10 years ago – August 28, 2002

Retired educator James D. Smith was honored by Augusta Technical College for his longtime support of the technical school and education in Burke County.

BCHS baseball head coach Donald Wheeler resigned his position as coach but would remain as a teacher at the high school and a coach at the middle school.

Burke’s unemployment rate remained steady at 9.2 percent.

The Waynesboro Shrine Club was seeking contestants for a talent show to be held in conjunction with the club’s new Farm Festival, scheduled to be held in October.

25 years ago – August 27, 1987

Atlanta businessman Ben Seay bought Boll Weevil plantation and announced plans to convert the former peach farm into a commercial shooting preserve.

Department of natural Resources ranger Glenn Whitaker said that Canada geese which had been transplanted to Burke County were “doing very well here”. Over the previous two years geese had been released in the Rock Creek and Vidette areas in western Burke County and in the eastern part of the county near McBean, Girard and Munnerlyn.
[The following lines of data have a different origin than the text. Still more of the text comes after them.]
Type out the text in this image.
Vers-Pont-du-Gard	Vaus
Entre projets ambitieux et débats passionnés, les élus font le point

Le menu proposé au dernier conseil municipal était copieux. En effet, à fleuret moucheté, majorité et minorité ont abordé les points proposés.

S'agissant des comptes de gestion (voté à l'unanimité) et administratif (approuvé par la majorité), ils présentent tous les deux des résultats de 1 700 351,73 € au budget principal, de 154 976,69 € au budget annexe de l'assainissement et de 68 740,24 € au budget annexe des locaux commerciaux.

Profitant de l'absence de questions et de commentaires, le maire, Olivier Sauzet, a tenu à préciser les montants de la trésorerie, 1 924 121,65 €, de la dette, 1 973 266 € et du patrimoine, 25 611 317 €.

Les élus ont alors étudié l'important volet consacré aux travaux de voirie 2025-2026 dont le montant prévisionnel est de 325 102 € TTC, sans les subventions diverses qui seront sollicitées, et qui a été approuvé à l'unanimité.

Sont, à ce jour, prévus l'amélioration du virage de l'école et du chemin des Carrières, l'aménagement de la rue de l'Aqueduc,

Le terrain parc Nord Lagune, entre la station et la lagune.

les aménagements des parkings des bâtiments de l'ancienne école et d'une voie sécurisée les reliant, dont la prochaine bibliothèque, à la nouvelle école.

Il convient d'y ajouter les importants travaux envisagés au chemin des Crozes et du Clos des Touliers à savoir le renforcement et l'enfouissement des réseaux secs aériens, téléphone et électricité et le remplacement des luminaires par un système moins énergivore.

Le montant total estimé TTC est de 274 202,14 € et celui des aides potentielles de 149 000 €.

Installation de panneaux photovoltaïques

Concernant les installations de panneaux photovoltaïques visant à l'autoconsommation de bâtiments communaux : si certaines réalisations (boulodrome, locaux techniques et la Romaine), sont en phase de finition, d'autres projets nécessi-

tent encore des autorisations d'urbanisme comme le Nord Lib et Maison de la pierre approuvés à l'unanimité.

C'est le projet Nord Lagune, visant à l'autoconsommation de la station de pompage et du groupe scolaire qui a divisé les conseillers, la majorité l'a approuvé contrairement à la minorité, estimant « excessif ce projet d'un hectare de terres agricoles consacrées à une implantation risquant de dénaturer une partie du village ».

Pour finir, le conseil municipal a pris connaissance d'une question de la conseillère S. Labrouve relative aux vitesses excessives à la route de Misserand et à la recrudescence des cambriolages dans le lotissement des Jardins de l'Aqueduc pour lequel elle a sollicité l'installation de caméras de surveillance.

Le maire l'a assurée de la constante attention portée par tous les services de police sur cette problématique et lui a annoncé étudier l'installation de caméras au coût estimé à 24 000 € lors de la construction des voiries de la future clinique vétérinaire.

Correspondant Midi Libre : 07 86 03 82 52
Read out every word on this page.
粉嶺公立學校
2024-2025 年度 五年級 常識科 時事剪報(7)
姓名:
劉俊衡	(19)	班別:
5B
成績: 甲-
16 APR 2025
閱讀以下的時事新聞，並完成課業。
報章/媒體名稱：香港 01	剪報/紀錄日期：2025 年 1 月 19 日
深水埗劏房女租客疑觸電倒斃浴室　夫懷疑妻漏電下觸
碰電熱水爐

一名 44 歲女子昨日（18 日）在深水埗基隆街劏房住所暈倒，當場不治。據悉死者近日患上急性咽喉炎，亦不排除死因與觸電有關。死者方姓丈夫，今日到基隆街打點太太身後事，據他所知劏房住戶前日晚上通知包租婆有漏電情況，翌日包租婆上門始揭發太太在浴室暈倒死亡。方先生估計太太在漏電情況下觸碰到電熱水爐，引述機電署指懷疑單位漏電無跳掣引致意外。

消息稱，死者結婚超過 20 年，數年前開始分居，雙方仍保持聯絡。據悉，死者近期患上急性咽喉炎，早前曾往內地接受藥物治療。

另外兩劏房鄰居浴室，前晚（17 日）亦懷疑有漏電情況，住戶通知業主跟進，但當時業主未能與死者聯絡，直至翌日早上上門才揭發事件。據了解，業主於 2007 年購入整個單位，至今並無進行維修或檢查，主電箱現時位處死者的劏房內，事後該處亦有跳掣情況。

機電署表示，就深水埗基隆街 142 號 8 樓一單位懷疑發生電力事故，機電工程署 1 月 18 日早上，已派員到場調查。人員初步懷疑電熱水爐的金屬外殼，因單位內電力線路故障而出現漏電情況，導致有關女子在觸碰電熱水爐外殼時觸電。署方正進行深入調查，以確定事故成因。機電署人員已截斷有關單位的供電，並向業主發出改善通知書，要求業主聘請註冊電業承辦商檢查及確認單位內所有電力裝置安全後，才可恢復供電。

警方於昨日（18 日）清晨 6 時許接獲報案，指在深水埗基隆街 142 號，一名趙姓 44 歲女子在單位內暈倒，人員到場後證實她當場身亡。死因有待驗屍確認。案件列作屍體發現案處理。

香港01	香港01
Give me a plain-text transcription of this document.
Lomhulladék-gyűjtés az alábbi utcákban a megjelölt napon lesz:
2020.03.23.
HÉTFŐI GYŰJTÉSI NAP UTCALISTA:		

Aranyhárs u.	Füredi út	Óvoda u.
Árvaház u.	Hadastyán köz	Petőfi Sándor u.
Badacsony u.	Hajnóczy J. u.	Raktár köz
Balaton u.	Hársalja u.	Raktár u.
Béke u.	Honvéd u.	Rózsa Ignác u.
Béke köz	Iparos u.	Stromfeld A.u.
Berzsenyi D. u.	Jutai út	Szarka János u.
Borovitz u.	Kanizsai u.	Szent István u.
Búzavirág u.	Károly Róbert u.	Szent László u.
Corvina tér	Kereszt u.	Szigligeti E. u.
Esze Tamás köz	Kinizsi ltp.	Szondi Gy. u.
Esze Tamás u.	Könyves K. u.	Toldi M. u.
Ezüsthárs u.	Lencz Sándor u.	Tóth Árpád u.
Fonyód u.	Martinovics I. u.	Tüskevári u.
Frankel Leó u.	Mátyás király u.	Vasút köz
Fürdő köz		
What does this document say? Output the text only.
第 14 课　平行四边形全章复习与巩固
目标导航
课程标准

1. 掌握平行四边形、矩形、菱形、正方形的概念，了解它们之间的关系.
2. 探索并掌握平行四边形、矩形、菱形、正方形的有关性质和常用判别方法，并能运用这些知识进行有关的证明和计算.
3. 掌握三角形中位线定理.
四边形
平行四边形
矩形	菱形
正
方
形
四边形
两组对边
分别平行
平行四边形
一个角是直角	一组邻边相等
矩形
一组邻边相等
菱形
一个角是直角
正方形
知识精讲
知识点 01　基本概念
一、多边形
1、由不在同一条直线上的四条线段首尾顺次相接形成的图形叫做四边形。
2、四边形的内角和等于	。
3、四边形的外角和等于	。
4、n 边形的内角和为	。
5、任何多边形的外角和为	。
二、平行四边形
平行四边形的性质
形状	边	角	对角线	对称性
10 burglaries in two weeks caused the Waynesboro Police Department to plot new strategies to deal with the problem. Chief H.L. Ivey said that enforcement of the city’s 1984 loitering ordinance would be one tool the department would utilize.

50 years ago – August 29, 1962

Burke Academy, a recently founded private school in Waynesboro, would open its doors for business for the first time with 21 students enrolled. According to Mrs. Ronald Land, teacher for the school, hours for the academy would be virtually the same as the public schools. Dr. Lamar Murray was chairman of the executive board of the school.

Elaine Mooneyham was named as the first recipient of the Waynesboro Exchange Club’s nurse-training scholarship.

Approximately 800 school children would be examined by local and state dentists as part of a plan to determine the effectiveness of the city’s fluoridation program. Local dentist included Dr. Cicero Garner and Dr. Joe Cooley.

75 years ago – August 27 1937

John B. Scoggins began his first year as superintendent of the Waynesboro schools, succeeding W.T. Knox who accepted a position at another school. County superintendent F. S. Palmer announced there would be a delay in the opening of schools here because many of the system’s text books had not been received.

Mayor D.L Stone invited local residents to inspect the new Waynesboro water filter plant near Brier Creek to assure themselves that they are “getting clean, pure water, absolutely free from all foreign matter”.

Demanding an across the board 20 percent pay hike, railroad workers threatened a nationwide strike on September 6. Railroad employees earned between $5.07 and $7.15 per day.